Since 2000, November has been National Novel Writing Month (or NaNoWriMo), a chance for people around the world to hunker down and spend a month writing a 50000 word novel. Since 2013, November has also been National Novel Generation Month (NaNoGenMo), a chance for people around the world to hunker down and spend a month writing a program that generates a 50000 word novel.
The NaNoGenMo 2014 Rules are simple: share a 50k+ word novel (and the source code that generated it). There are no rules on meaningfulness or originality, but there is a request that copyright is respected. Beyond that, anything is fair game.
This year, with a little extra time during my Thanksgiving vacation, I decided to join the last quarter of NaNoGenMo. With so little time left, I decided my entry would be a little light remixing of existing work.
In some older novels, authors opted to censor the names of towns and people for any of a variety of reasons: to avoid accusations of gossip or libel; to give the impression the novel really was gossip and thus had to be censored; or possibly even to aid suspension of disbelief by allowing readers to substitute in places and people they were already familiar with. These days, that sort of censorship evokes a different context -- redaction of documents for public release.
For my NaNoGenMo experiment, I wanted to make a tool that created that took source texts and censored them, obscuring targeted portions of the input text. For my first run, I decided that I'd try to target proper nouns for redaction. With that goal in mind, the Redactron!

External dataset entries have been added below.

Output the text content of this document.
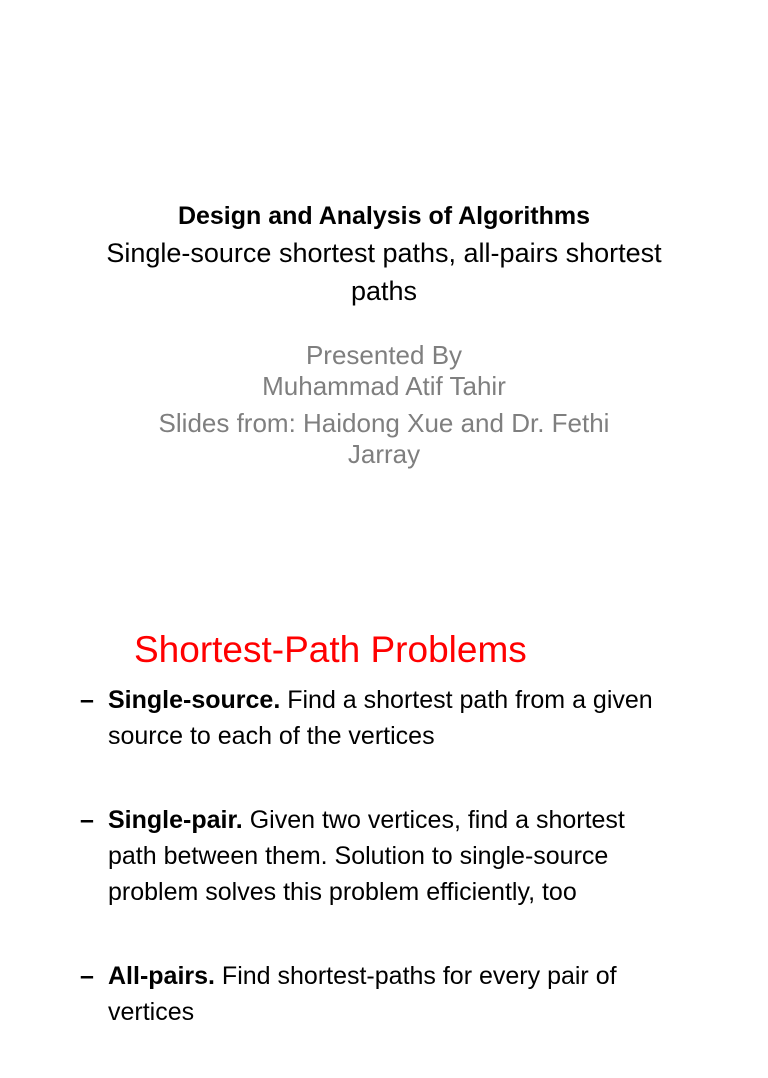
Design and Analysis of Algorithms

Single-source shortest paths, all-pairs shortest
paths

Presented By
Muhammad Atif Tahir
Slides from: Haidong Xue and Dr. Fethi
Jarray
Shortest-Path Problems
– Single-source. Find a shortest path from a given
source to each of the vertices
– Single-pair. Given two vertices, find a shortest
path between them. Solution to single-source
problem solves this problem efficiently, too
– All-pairs. Find shortest-paths for every pair of
vertices
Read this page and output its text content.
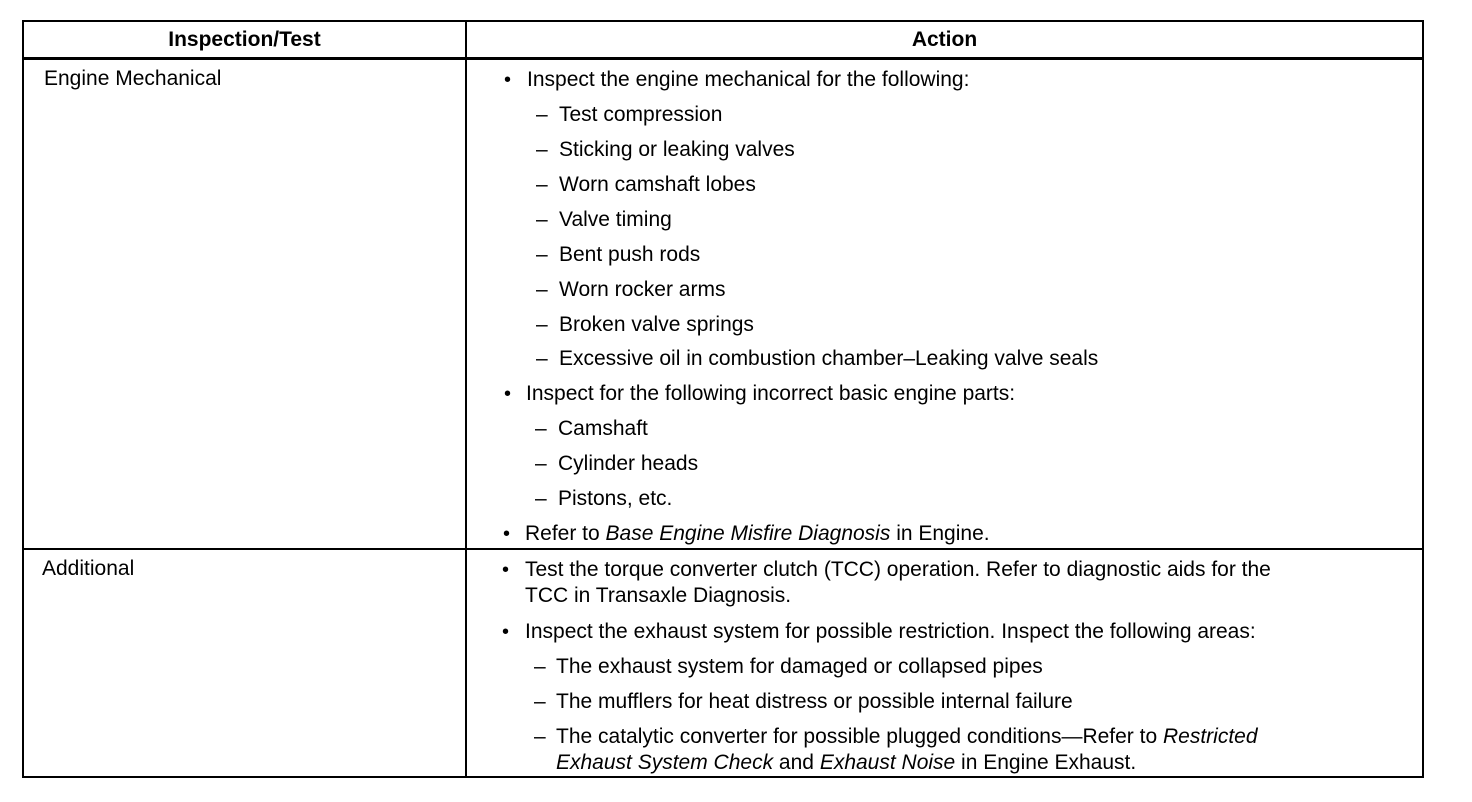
Inspection/Test	Action
Engine Mechanical	• Inspect the engine mechanical for the following:
– Test compression
– Sticking or leaking valves
– Worn camshaft lobes
– Valve timing
– Bent push rods
– Worn rocker arms
– Broken valve springs
– Excessive oil in combustion chamber–Leaking valve seals
• Inspect for the following incorrect basic engine parts:
– Camshaft
– Cylinder heads
– Pistons, etc.
• Refer to Base Engine Misfire Diagnosis in Engine.
Additional	• Test the torque converter clutch (TCC) operation. Refer to diagnostic aids for the
TCC in Transaxle Diagnosis.
• Inspect the exhaust system for possible restriction. Inspect the following areas:
– The exhaust system for damaged or collapsed pipes
– The mufflers for heat distress or possible internal failure
– The catalytic converter for possible plugged conditions—Refer to Restricted
Exhaust System Check and Exhaust Noise in Engine Exhaust.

My first instinct was to use this project as an excuse to try out NLTK, which has lots of options for tagging words, including identifying parts of speech (like proper nouns!). However, NLTK uses lots and lots of corpora, models, and other data to do their tagging. That wasn't quite the lightweight approach to NaNoGenMo I wanted to take -- it was time to try something simpler.
Keeping in mind that a perfect result wasn't necessary to create the same general impression as real proper-noun tagging, I went about trying to get as close as I could with just the standard library and very little code on top of it. I settled on a simple approach:
# Split the text into words: words = set(re.split('\W+', input_text)) # Pick out the words that are upper case: upcase = [word for word in words if len(word) and word.isupper()] #Discard words that appear elsewhere in the text in lower case: only_up = [word for word in upcase if word.lower() not in words] #Redact words that remain where they appear. (See repo for details.)

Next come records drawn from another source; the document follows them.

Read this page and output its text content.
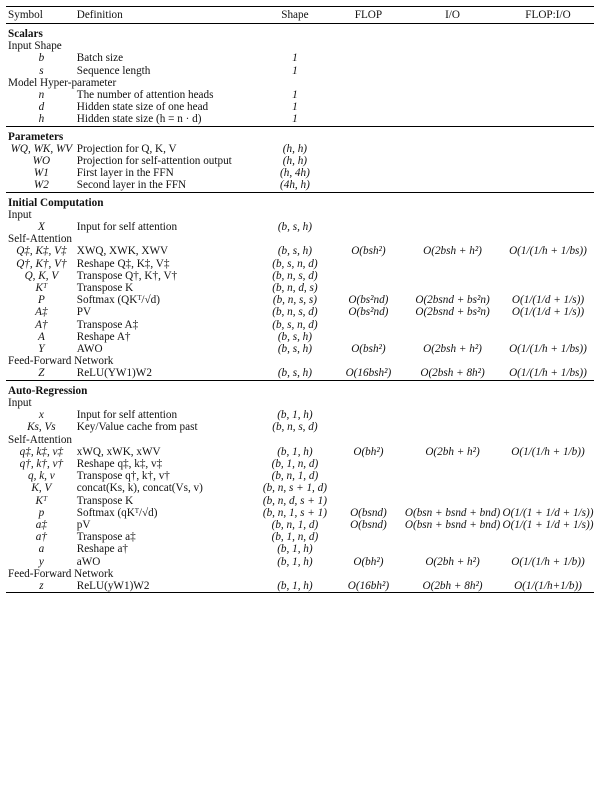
Symbol	Definition	Shape	FLOP	I/O	FLOP:I/O
Scalars					
Input Shape					
b	Batch size	1			
s	Sequence length	1			
Model Hyper-parameter					
n	The number of attention heads	1			
d	Hidden state size of one head	1			
h	Hidden state size (h = n · d)	1			
Parameters					
WQ, WK, WV	Projection for Q, K, V	(h, h)			
WO	Projection for self-attention output	(h, h)			
W1	First layer in the FFN	(h, 4h)			
W2	Second layer in the FFN	(4h, h)			
Initial Computation					
Input					
X	Input for self attention	(b, s, h)			
Self-Attention					
Q‡, K‡, V‡	XWQ, XWK, XWV	(b, s, h)	O(bsh²)	O(2bsh + h²)	O(1/(1/h + 1/bs))
Q†, K†, V†	Reshape Q‡, K‡, V‡	(b, s, n, d)			
Q, K, V	Transpose Q†, K†, V†	(b, n, s, d)			
Kᵀ	Transpose K	(b, n, d, s)			
P	Softmax (QKᵀ/√d)	(b, n, s, s)	O(bs²nd)	O(2bsnd + bs²n)	O(1/(1/d + 1/s))
A‡	PV	(b, n, s, d)	O(bs²nd)	O(2bsnd + bs²n)	O(1/(1/d + 1/s))
A†	Transpose A‡	(b, s, n, d)			
A	Reshape A†	(b, s, h)			
Y	AWO	(b, s, h)	O(bsh²)	O(2bsh + h²)	O(1/(1/h + 1/bs))
Feed-Forward Network					
Z	ReLU(YW1)W2	(b, s, h)	O(16bsh²)	O(2bsh + 8h²)	O(1/(1/h + 1/bs))
Auto-Regression					
Input					
x	Input for self attention	(b, 1, h)			
Ks, Vs	Key/Value cache from past	(b, n, s, d)			
Self-Attention					
q‡, k‡, v‡	xWQ, xWK, xWV	(b, 1, h)	O(bh²)	O(2bh + h²)	O(1/(1/h + 1/b))
q†, k†, v†	Reshape q‡, k‡, v‡	(b, 1, n, d)			
q, k, v	Transpose q†, k†, v†	(b, n, 1, d)			
K, V	concat(Ks, k), concat(Vs, v)	(b, n, s + 1, d)			
Kᵀ	Transpose K	(b, n, d, s + 1)			
p	Softmax (qKᵀ/√d)	(b, n, 1, s + 1)	O(bsnd)	O(bsn + bsnd + bnd)	O(1/(1 + 1/d + 1/s))
a‡	pV	(b, n, 1, d)	O(bsnd)	O(bsn + bsnd + bnd)	O(1/(1 + 1/d + 1/s))
a†	Transpose a‡	(b, 1, n, d)			
a	Reshape a†	(b, 1, h)			
y	aWO	(b, 1, h)	O(bh²)	O(2bh + h²)	O(1/(1/h + 1/b))
Feed-Forward Network					
z	ReLU(yW1)W2	(b, 1, h)	O(16bh²)	O(2bh + 8h²)	O(1/(1/h+1/b))
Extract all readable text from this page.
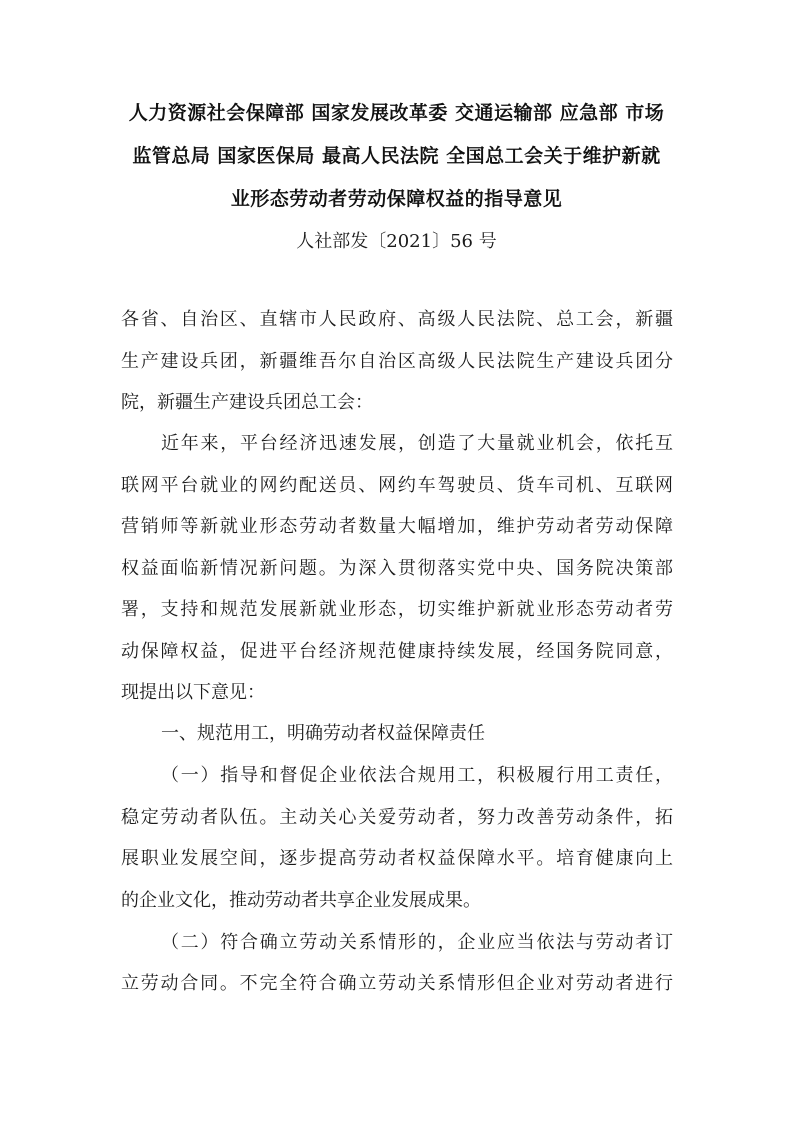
人力资源社会保障部 国家发展改革委 交通运输部 应急部 市场
监管总局 国家医保局 最高人民法院 全国总工会关于维护新就
业形态劳动者劳动保障权益的指导意见
人社部发〔2021〕56 号
各省、自治区、直辖市人民政府、高级人民法院、总工会，新疆
生产建设兵团，新疆维吾尔自治区高级人民法院生产建设兵团分
院，新疆生产建设兵团总工会：
近年来，平台经济迅速发展，创造了大量就业机会，依托互
联网平台就业的网约配送员、网约车驾驶员、货车司机、互联网
营销师等新就业形态劳动者数量大幅增加，维护劳动者劳动保障
权益面临新情况新问题。为深入贯彻落实党中央、国务院决策部
署，支持和规范发展新就业形态，切实维护新就业形态劳动者劳
动保障权益，促进平台经济规范健康持续发展，经国务院同意，
现提出以下意见：
一、规范用工，明确劳动者权益保障责任
（一）指导和督促企业依法合规用工，积极履行用工责任，
稳定劳动者队伍。主动关心关爱劳动者，努力改善劳动条件，拓
展职业发展空间，逐步提高劳动者权益保障水平。培育健康向上
的企业文化，推动劳动者共享企业发展成果。
（二）符合确立劳动关系情形的，企业应当依法与劳动者订
立劳动合同。不完全符合确立劳动关系情形但企业对劳动者进行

That approach actually ended up being pretty successful. Here's a representative passage from Jane Austen's Pride & Prejudice, the text I tested with.
Elizabeth Bennet had been obliged, by the scarcity of gentlemen, to sit down for two dances; and during part of that time, Mr. Darcy had been standing near enough for her to hear a conversation between him and Mr. Bingley, who came from the dance for a few minutes, to press his friend to join it. "Come, Darcy," said he, "I must have you dance. I hate to see you standing about by yourself in this stupid manner. You had much better dance."
Exxxxxxxx Bxxxxx had been obliged, by the scarcity of gentlemen, to sit down for two dances; and during part of that time, Mx. Dxxxx had been standing near enough for her to hear a conversation between him and Mx. Bxxxxxx, who came from the dance for a few minutes, to press his friend to join it. "Come, Dxxxx," said he, "I must have you dance. I hate to see you standing about by yourself in this stupid manner. You had much better dance."
Not bad! We've successfully obscured the names but not the 'Come' or 'You' that start sentences.
Of course, there's always room for improvement! A little later in the book is this passage:
"I do not mind his not talking to Mxx. Long," said Miss Lxxxx, "but I wish he had danced with Exxxx."
While most of the identities are obscured there, the unfortunate 'Mxx. Long' has a name that also appears in the text elsewhere as a lowercase word. As it is, the very simple model used for targeting words doesn't do a very good job with names that are also non-name words. A better targeting model might do something like take into account more than one word at a time, or include a list of known titles.
Even more generally, I'd love to take time to split the implementation details out a bit to make the utility more modular and thereby more customizable. Specifically, I think that providing easy ways to switch between targeting models and to switch between censoring methods could be fun! Redacting random words, every third word, or words beginning with some particular letter could potentially produce results that feel very different. Similarly, different replacement options could produce fun results: 'Elizabeth Bennet of Longbourn' currently becomes 'Exxxxxxxx Bxxxxx of Lxxxxxxxx' but could just as easily become 'ɥʇǝqɐzıןǝ ʇǝuuǝq of uɹnoqbuoן' or (using my recent favorite substitution, nearest dinosaur) 'Elmisaurus Belodon of Longisquama'. The possibilities are endless!